Junior doctors in England take more strike action
LONDON — Hospital doctors in England began another five-day strike on Saturday as a protracted pay battle with the government rumbled on with few signs of a break in the deadlock.
Junior doctors, those below specialist, consultant level, started joining picket lines from 7 am, as part of a walkout that will last until the end of Wednesday.
It followed nearly a dozen strikes over the past year, which included the longest walkout, totaling six days, in the 70 years of the United Kingdom’s National Health Service.
The UK has been hit by walkouts across various sectors over the past two years, as decades-high inflation last year and a cost-of-living crisis led staff members to demand pay rises to keep up with spiraling prices.

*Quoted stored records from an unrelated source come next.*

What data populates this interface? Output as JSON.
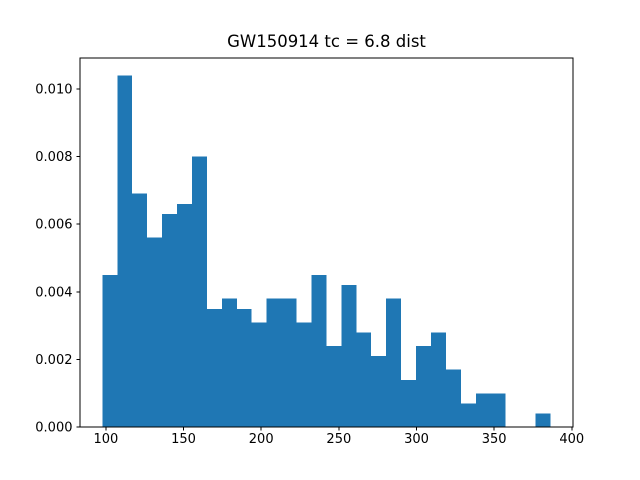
{
  "figure": {
    "background": "#ffffff"
  },
  "chart_data": {
    "type": "bar",
    "subtype": "histogram",
    "title": "GW150914 tc = 6.8 dist",
    "xlabel": "",
    "ylabel": "",
    "bar_color": "#1f77b4",
    "text_color": "#000000",
    "grid": false,
    "legend_position": "none",
    "bins": {
      "start": 97.7,
      "width": 9.62,
      "count": 30
    },
    "densities": [
      0.0045,
      0.0104,
      0.0069,
      0.0056,
      0.0063,
      0.0066,
      0.008,
      0.0035,
      0.0038,
      0.0035,
      0.0031,
      0.0038,
      0.0038,
      0.0031,
      0.0045,
      0.0024,
      0.0042,
      0.0028,
      0.0021,
      0.0038,
      0.0014,
      0.0024,
      0.0028,
      0.0017,
      0.0007,
      0.001,
      0.001,
      0.0,
      0.0,
      0.0004
    ],
    "x_ticks": [
      "100",
      "150",
      "200",
      "250",
      "300",
      "350",
      "400"
    ],
    "y_ticks": [
      "0.000",
      "0.002",
      "0.004",
      "0.006",
      "0.008",
      "0.010"
    ],
    "xlim": [
      83.3,
      400.8
    ],
    "ylim": [
      0,
      0.01091
    ]
  }
}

The British Medical Association has been asking for 35 percent “pay restoration” for junior doctors, but insists it is willing to negotiate.
The UK government has said the demands are unaffordable amid stretched public finances.
On Saturday the Health Secretary Victoria Atkins accused the British Medical Association committee representing junior doctors of refusing to put her latest offer to its members.
She insisted the government was “prepared to go further than the pay increase of up to 10.3 percent that they have already received” and called for more talks.
However, the association’s junior doctors committee co-chairmen Robert Laurenson and Vivek Trivedi said they needed “a credible pay offer” that would “begin reversing the pay cuts they have inflicted upon us for more than a decade”.